'It's the president's duty to warn people if there is a fire in the house'
MANILA – Malacañang on Tuesday said President Rodrigo Duterte was not interfering with the judiciary, dismissing observations that the tough-talking leader risks starting a constitutional crisis when he supposedly encroached on the executive's co-equal branch's administrative power over judges.
Supreme Court Chief Justice Maria Lourdes Sereno told Duterte in a letter that the judiciary was ''caught unprepared'' by his move to name 7 judges with alleged links to the illegal drug trade.
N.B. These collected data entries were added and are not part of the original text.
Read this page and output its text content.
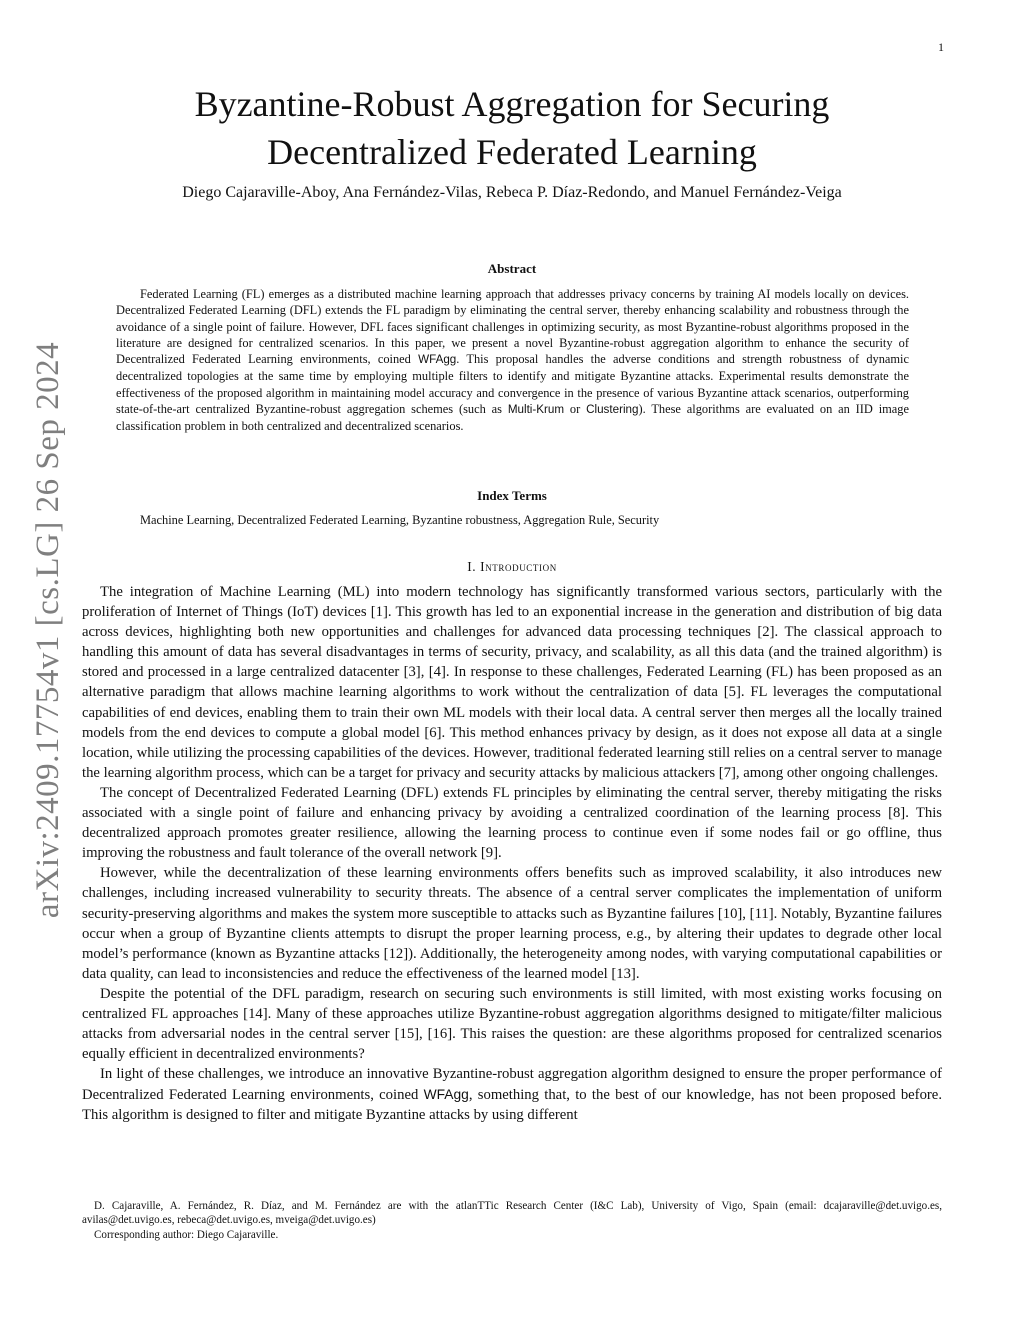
1
arXiv:2409.17754v1 [cs.LG] 26 Sep 2024
Byzantine-Robust Aggregation for Securing
Decentralized Federated Learning
Diego Cajaraville-Aboy, Ana Fernández-Vilas, Rebeca P. Díaz-Redondo, and Manuel Fernández-Veiga
Abstract

Federated Learning (FL) emerges as a distributed machine learning approach that addresses privacy concerns by training AI models locally on devices. Decentralized Federated Learning (DFL) extends the FL paradigm by eliminating the central server, thereby enhancing scalability and robustness through the avoidance of a single point of failure. However, DFL faces significant challenges in optimizing security, as most Byzantine-robust algorithms proposed in the literature are designed for centralized scenarios. In this paper, we present a novel Byzantine-robust aggregation algorithm to enhance the security of Decentralized Federated Learning environments, coined WFAgg. This proposal handles the adverse conditions and strength robustness of dynamic decentralized topologies at the same time by employing multiple filters to identify and mitigate Byzantine attacks. Experimental results demonstrate the effectiveness of the proposed algorithm in maintaining model accuracy and convergence in the presence of various Byzantine attack scenarios, outperforming state-of-the-art centralized Byzantine-robust aggregation schemes (such as Multi-Krum or Clustering). These algorithms are evaluated on an IID image classification problem in both centralized and decentralized scenarios.

Index Terms
Machine Learning, Decentralized Federated Learning, Byzantine robustness, Aggregation Rule, Security
I. Introduction

The integration of Machine Learning (ML) into modern technology has significantly transformed various sectors, particularly with the proliferation of Internet of Things (IoT) devices [1]. This growth has led to an exponential increase in the generation and distribution of big data across devices, highlighting both new opportunities and challenges for advanced data processing techniques [2]. The classical approach to handling this amount of data has several disadvantages in terms of security, privacy, and scalability, as all this data (and the trained algorithm) is stored and processed in a large centralized datacenter [3], [4]. In response to these challenges, Federated Learning (FL) has been proposed as an alternative paradigm that allows machine learning algorithms to work without the centralization of data [5]. FL leverages the computational capabilities of end devices, enabling them to train their own ML models with their local data. A central server then merges all the locally trained models from the end devices to compute a global model [6]. This method enhances privacy by design, as it does not expose all data at a single location, while utilizing the processing capabilities of the devices. However, traditional federated learning still relies on a central server to manage the learning algorithm process, which can be a target for privacy and security attacks by malicious attackers [7], among other ongoing challenges.

The concept of Decentralized Federated Learning (DFL) extends FL principles by eliminating the central server, thereby mitigating the risks associated with a single point of failure and enhancing privacy by avoiding a centralized coordination of the learning process [8]. This decentralized approach promotes greater resilience, allowing the learning process to continue even if some nodes fail or go offline, thus improving the robustness and fault tolerance of the overall network [9].

However, while the decentralization of these learning environments offers benefits such as improved scalability, it also introduces new challenges, including increased vulnerability to security threats. The absence of a central server complicates the implementation of uniform security-preserving algorithms and makes the system more susceptible to attacks such as Byzantine failures [10], [11]. Notably, Byzantine failures occur when a group of Byzantine clients attempts to disrupt the proper learning process, e.g., by altering their updates to degrade other local model’s performance (known as Byzantine attacks [12]). Additionally, the heterogeneity among nodes, with varying computational capabilities or data quality, can lead to inconsistencies and reduce the effectiveness of the learned model [13].

Despite the potential of the DFL paradigm, research on securing such environments is still limited, with most existing works focusing on centralized FL approaches [14]. Many of these approaches utilize Byzantine-robust aggregation algorithms designed to mitigate/filter malicious attacks from adversarial nodes in the central server [15], [16]. This raises the question: are these algorithms proposed for centralized scenarios equally efficient in decentralized environments?

In light of these challenges, we introduce an innovative Byzantine-robust aggregation algorithm designed to ensure the proper performance of Decentralized Federated Learning environments, coined WFAgg, something that, to the best of our knowledge, has not been proposed before. This algorithm is designed to filter and mitigate Byzantine attacks by using different

D. Cajaraville, A. Fernández, R. Díaz, and M. Fernández are with the atlanTTic Research Center (I&C Lab), University of Vigo, Spain (email: dcajaraville@det.uvigo.es, avilas@det.uvigo.es, rebeca@det.uvigo.es, mveiga@det.uvigo.es)

Corresponding author: Diego Cajaraville.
Sereno stressed that the judiciary has administrative supervision over all courts, and that by being linked to the drug trade, the 7 judges were put in a vulnerable position.
Presidential spokesperson Ernesto Abella told reporters that Duterte merely exercised his role as ''father of the nation'' when he named the seven judges, one of whom turned out to be already dead.
''He is actually exercising his position as father to the nation, calling attention to what is an extraordinary situation facing the society,'' Abella said.
''In other words, it is something equivalent to shouting fire. There is a fire in the house. It is his moral duty to be able to warn people that there is fire in the house."
Abella said Duterte did not interfere with the judicial process when he named and shamed the judges.
''This is not the judicial process yet. He is simply calling attention,'' he said.
''I believe PRRD (Duterte) has already made reference to that and told them to go to the SC and clear their names there. If their (judges) names are cleared, then they are cleared."
In a press briefing on Monday evening, Duterte said he will respond to Sereno's letter. He said he will tell Sereno that he was just doing his job.
"Out of respect to the Supreme Court, I will also answer. Sabihin ko ma'am ganito yan. My words are, it is not accusatorial. It is not a criminal information. It is my word against the others because I have a duty to tell the public para malaman nila ang danger sa ating bayan, para malaman natin kung sino ang nagpalaki ng industriya," he said.
Bu the SC has taken seriously Duterte's exposé, directing the Palace on Tuesday to submit complaints against four judges named in the list of alleged "protectors" of the illegal drug trade.
The high court has decided to treat Duterte's speech on August 7 as basis for complaints against these judges.
SC spokesperson Theodore Te said the SC is directing Executive Secretary Salvador Medialdea to submit within seven days complaints for administrative proceedings against four out of seven judges in the president’s list.